Negatywnie ocenimy sposób działania wielu mediów i firm mających znaczny udział w rynku reklamowym. To jednak żaden powód aby cały sektor medialny wykańczać nowym, pisanym na kolanie podatkiem. Nie ma zgody na zamordyzm rządu PiS. O 13:00 konferencja @KONFEDERACJA_ w tej sprawie.
— Krzysztof Bosak 🇵🇱 (@krzysztofbosak) February 10, 2021
Projekt ustawy został przygotowany przez Ministerstwo Finansów i przewiduje pozyskanie dodatkowych środków finansowych na przeciwdziałanie skutkom epidemii koronawirusa. Źródłem mają być składki pobierane od reklam w Internecie i mediów tradycyjnych.
Państwo wskazuje na fakt, że podobne rozwiązania od dawna obowiązują w wielu europejskich krajach, np. we Francji, Austrii czy na Węgrzech.
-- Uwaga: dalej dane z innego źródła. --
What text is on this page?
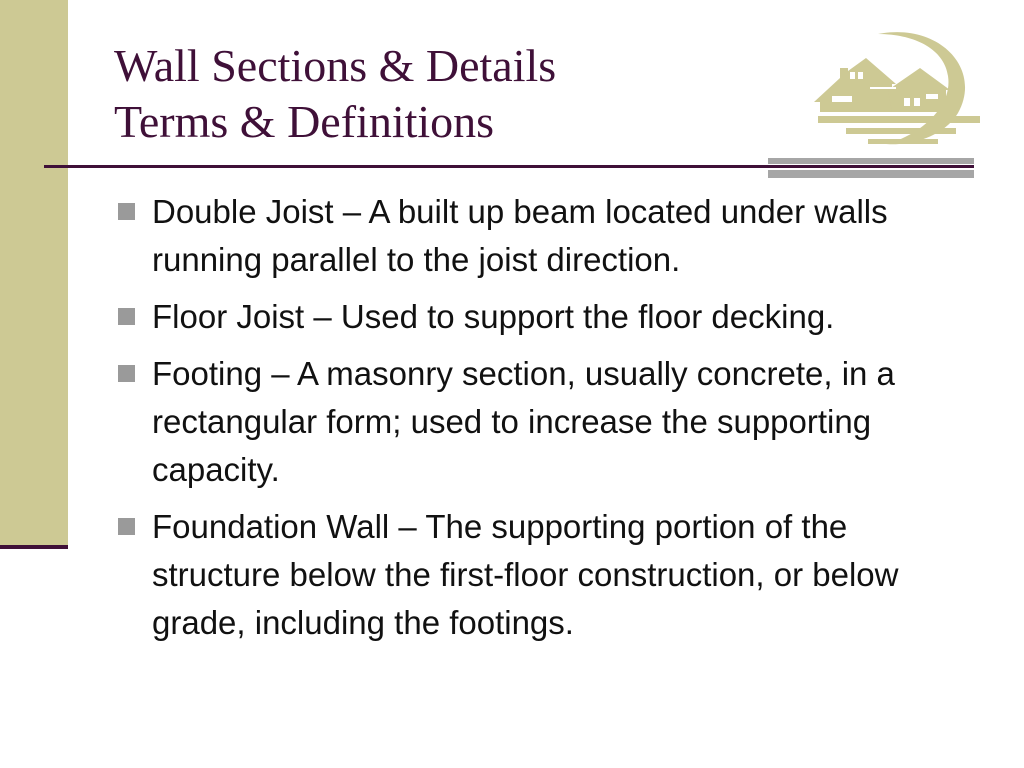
Wall Sections & Details
Terms & Definitions
Double Joist – A built up beam located under walls running parallel to the joist direction.
Floor Joist – Used to support the floor decking.
Footing – A masonry section, usually concrete, in a rectangular form; used to increase the supporting capacity.
Foundation Wall – The supporting portion of the structure below the first-floor construction, or below grade, including the footings.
Z kolei krytycy pomysłu argumentują, że nowa danina osłabi sektor mediów prywatnych, a nawet doprowadzi do likwidacji części podmiotów.
Konferencja prasowa Konfederacji
.@Kulesza_pl: Ten podatek to nie tylko dołożenie 46. pozycji do listy podatków wprowadzonych przez rząd PiS, ale to także podatek uderzający w wolność słowa. Dlatego się mu sprzeciwiamy i będziemy głosować przeciwko.#MEDIABEZWYBORU #WolneMedia #Konfederacja pic.twitter.com/DubEo0G9wJ
— Konfederacja (@KONFEDERACJA_) February 10, 2021
Konfederacja zorganizowała konferencję prasową w Sejmie, aby zaprezentować stanowisko formacji wobec planów wprowadzenia podatku od mediów. Przewodniczący koła poselskiego ugrupowania Jakub Kulesza wypowiedział się następująco:
Ten podatek to nie tylko dołożenie 46. pozycji do tych podatków wprowadzonych przez rząd Prawa i Sprawiedliwości, podatku, który koniec końców uderzy w kieszenie zwykłych obywateli, podatników, ponieważ te podatki są przerzucalne, ale to także podatek uderzający w podstawowe prawa, wolności obywatelskie, wolność słowa. Dlatego tym propozycjom się sprzeciwiamy. Będziemy głosować przeciwko i dołączamy do protestu mediów, które zostały lub będą objęte tym podatkiem.